Nachdem wir uns entschlossen hatten, die großen Berliner Gemeinschaften von Israelis und Palästinensern sowie deren Verhältnis zur deutschen Gesellschaft und Politik zu erforschen, sahen wir uns erst einmal genau an, wie die israelischen, arabischen, englischen und deutschen Medien über die Themen berichteten, die uns interessierten. Außerdem sichteten und lasen wir alle wissenschaftlichen Analysen, die wir dazu finden konnten. Dies alles diente der Vorbereitung unserer Feldforschung, die auch Interviews und Treffen mit Israelis, Palästinensern und Deutschen umfasste, die in Berlin wohnten.
Wir waren schon lange große Fans von Ronens Arbeiten, vor allem ihrem Stück The Situation.

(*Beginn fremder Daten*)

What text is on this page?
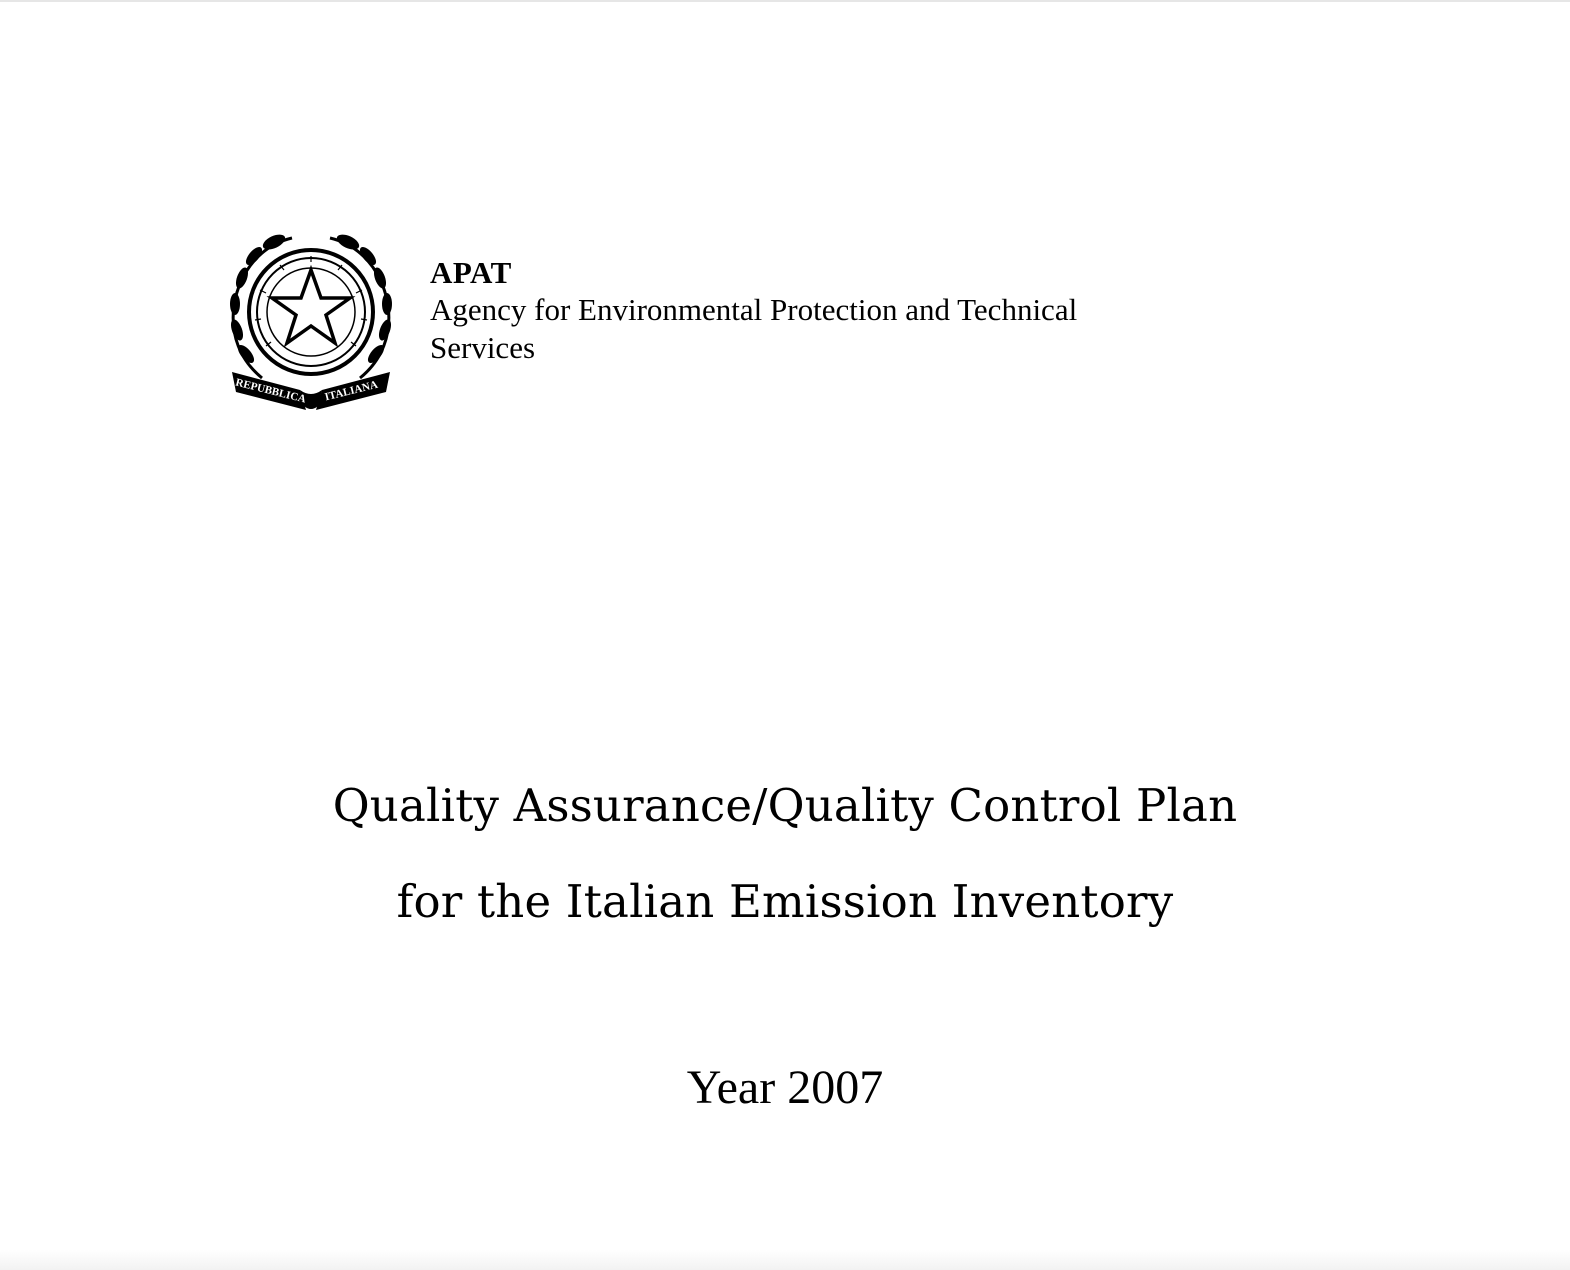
REPUBBLICA ITALIANA
APAT
Agency for Environmental Protection and Technical Services
Quality Assurance/Quality Control Plan
for the Italian Emission Inventory
Year 2007
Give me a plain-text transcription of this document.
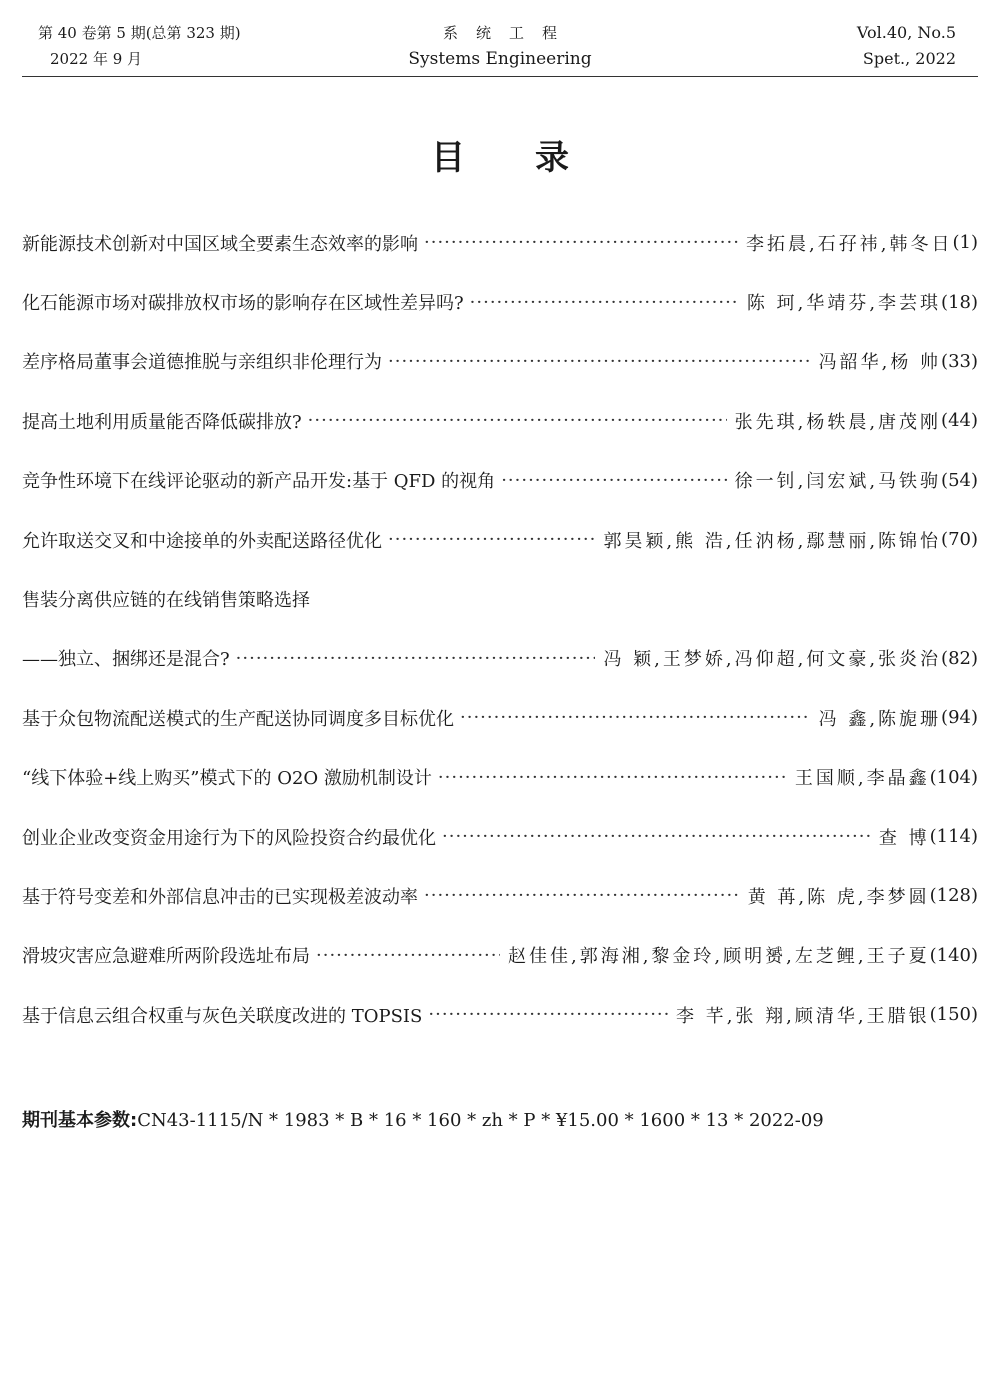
第 40 卷第 5 期(总第 323 期)
2022 年 9 月
系统工程
Systems Engineering
Vol.40, No.5
Spet., 2022
目录
新能源技术创新对中国区域全要素生态效率的影响 ·····	李拓晨,石孖祎,韩冬日 (1)
化石能源市场对碳排放权市场的影响存在区域性差异吗? ·····	陈 珂,华靖芬,李芸琪 (18)
差序格局董事会道德推脱与亲组织非伦理行为 ·····	冯韶华,杨 帅 (33)
提高土地利用质量能否降低碳排放? ·····	张先琪,杨轶晨,唐茂刚 (44)
竞争性环境下在线评论驱动的新产品开发:基于 QFD 的视角 ·····	徐一钊,闫宏斌,马铁驹 (54)
允许取送交叉和中途接单的外卖配送路径优化 ·····	郭昊颖,熊 浩,任汭杨,鄢慧丽,陈锦怡 (70)
售装分离供应链的在线销售策略选择
——独立、捆绑还是混合? ·····	冯 颖,王梦娇,冯仰超,何文豪,张炎治 (82)
基于众包物流配送模式的生产配送协同调度多目标优化 ·····	冯 鑫,陈旎珊 (94)
“线下体验+线上购买”模式下的 O2O 激励机制设计 ·····	王国顺,李晶鑫 (104)
创业企业改变资金用途行为下的风险投资合约最优化 ·····	查 博 (114)
基于符号变差和外部信息冲击的已实现极差波动率 ·····	黄 苒,陈 虎,李梦圆 (128)
滑坡灾害应急避难所两阶段选址布局 ·····	赵佳佳,郭海湘,黎金玲,顾明赟,左芝鲤,王子夏 (140)
基于信息云组合权重与灰色关联度改进的 TOPSIS ·····	李 芊,张 翔,顾清华,王腊银 (150)
期刊基本参数:CN43-1115/N * 1983 * B * 16 * 160 * zh * P * ¥15.00 * 1600 * 13 * 2022-09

Wir kannten auch ihren ehemaligen Mann, Yousef Sweid, einen palästinensischen Tänzer und Schauspieler, mit dem sie noch immer als Freund, Kollege und aufgrund der gemeinsamen Erziehung ihres zehnjährigen Sohnes verbunden war. Ronen und Sweid arbeiten am Maxim Gorki Theater eng zusammen.
Eine Woche zuvor hatten wir uns mit der bekannten deutschen Journalistin Carolin Emcke getroffen, um über gemeinsame Interessen und Erfahrungen zu sprechen, vor allem im Zusammenhang mit Emckes Arbeiten zur Situation im Nahen und Mittleren Osten. Sie sagte, dass wir Ronen unbedingt kennenlernen müssten, und stellte auch gleich den Kontakt her.

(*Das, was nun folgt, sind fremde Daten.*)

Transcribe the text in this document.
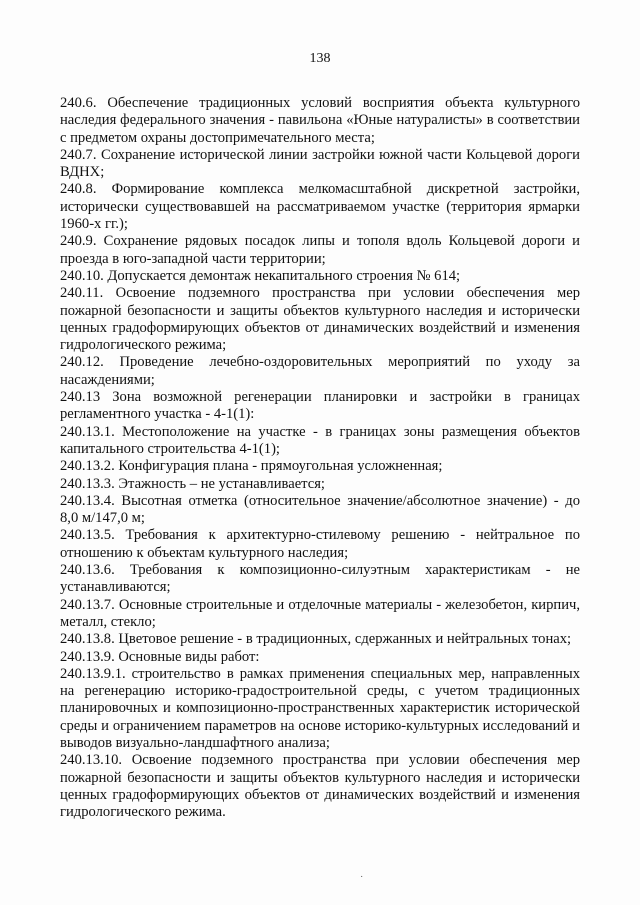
138

240.6. Обеспечение традиционных условий восприятия объекта культурного наследия федерального значения - павильона «Юные натуралисты» в соответствии с предметом охраны достопримечательного места;

240.7. Сохранение исторической линии застройки южной части Кольцевой дороги ВДНХ;

240.8. Формирование комплекса мелкомасштабной дискретной застройки, исторически существовавшей на рассматриваемом участке (территория ярмарки 1960-х гг.);

240.9. Сохранение рядовых посадок липы и тополя вдоль Кольцевой дороги и проезда в юго-западной части территории;

240.10. Допускается демонтаж некапитального строения № 614;

240.11. Освоение подземного пространства при условии обеспечения мер пожарной безопасности и защиты объектов культурного наследия и исторически ценных градоформирующих объектов от динамических воздействий и изменения гидрологического режима;

240.12. Проведение лечебно-оздоровительных мероприятий по уходу за насаждениями;

240.13 Зона возможной регенерации планировки и застройки в границах регламентного участка - 4-1(1):

240.13.1. Местоположение на участке - в границах зоны размещения объектов капитального строительства 4-1(1);

240.13.2. Конфигурация плана - прямоугольная усложненная;

240.13.3. Этажность – не устанавливается;

240.13.4. Высотная отметка (относительное значение/абсолютное значение) - до 8,0 м/147,0 м;

240.13.5. Требования к архитектурно-стилевому решению - нейтральное по отношению к объектам культурного наследия;

240.13.6. Требования к композиционно-силуэтным характеристикам - не устанавливаются;

240.13.7. Основные строительные и отделочные материалы - железобетон, кирпич, металл, стекло;

240.13.8. Цветовое решение - в традиционных, сдержанных и нейтральных тонах;

240.13.9. Основные виды работ:

240.13.9.1. строительство в рамках применения специальных мер, направленных на регенерацию историко-градостроительной среды, с учетом традиционных планировочных и композиционно-пространственных характеристик исторической среды и ограничением параметров на основе историко-культурных исследований и выводов визуально-ландшафтного анализа;

240.13.10. Освоение подземного пространства при условии обеспечения мер пожарной безопасности и защиты объектов культурного наследия и исторически ценных градоформирующих объектов от динамических воздействий и изменения гидрологического режима.

˙
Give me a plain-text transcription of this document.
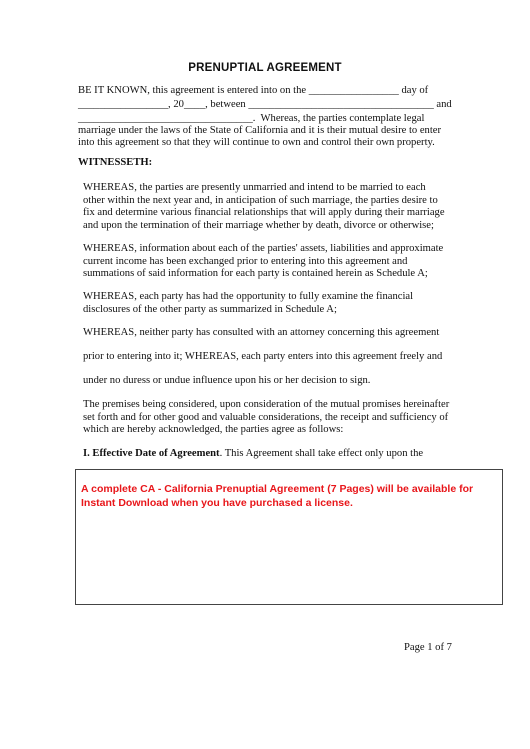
PRENUPTIAL AGREEMENT
BE IT KNOWN, this agreement is entered into on the _________________ day of
_________________, 20____, between ___________________________________ and
_________________________________.  Whereas, the parties contemplate legal
marriage under the laws of the State of California and it is their mutual desire to enter
into this agreement so that they will continue to own and control their own property.
WITNESSETH:
WHEREAS, the parties are presently unmarried and intend to be married to each
other within the next year and, in anticipation of such marriage, the parties desire to
fix and determine various financial relationships that will apply during their marriage
and upon the termination of their marriage whether by death, divorce or otherwise;
WHEREAS, information about each of the parties' assets, liabilities and approximate
current income has been exchanged prior to entering into this agreement and
summations of said information for each party is contained herein as Schedule A;
WHEREAS, each party has had the opportunity to fully examine the financial
disclosures of the other party as summarized in Schedule A;
WHEREAS, neither party has consulted with an attorney concerning this agreement
prior to entering into it; WHEREAS, each party enters into this agreement freely and
under no duress or undue influence upon his or her decision to sign.
The premises being considered, upon consideration of the mutual promises hereinafter
set forth and for other good and valuable considerations, the receipt and sufficiency of
which are hereby acknowledged, the parties agree as follows:
I. Effective Date of Agreement. This Agreement shall take effect only upon the
A complete CA - California Prenuptial Agreement (7 Pages) will be available for Instant Download when you have purchased a license.
Page 1 of 7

Diese Begegnung stellte sich als ganz entscheidend heraus für unser Verständnis des enormen Konfliktpotenzials, das dem von uns gewählten Thema zukam. Die deutsche und israelische – zum Teil auch die internationale – Presse war voll von Berichten über die jungen Israelis, die es nach 2011 nach Berlin gezogen hatte. Unzählige wissenschaftliche Aufsätze und mehrere Bücher waren diesem Phänomen gewidmet, und weitere Publikationen sind in Vorbereitung. Die palästinensische Gemeinschaft in Berlin wiederum, die mehr als doppelt so umfangreich ist wie die israelische, wird dagegen kaum erwähnt; auch haben sich nur wenige bislang für diese Bevölkerungsgruppe interessiert.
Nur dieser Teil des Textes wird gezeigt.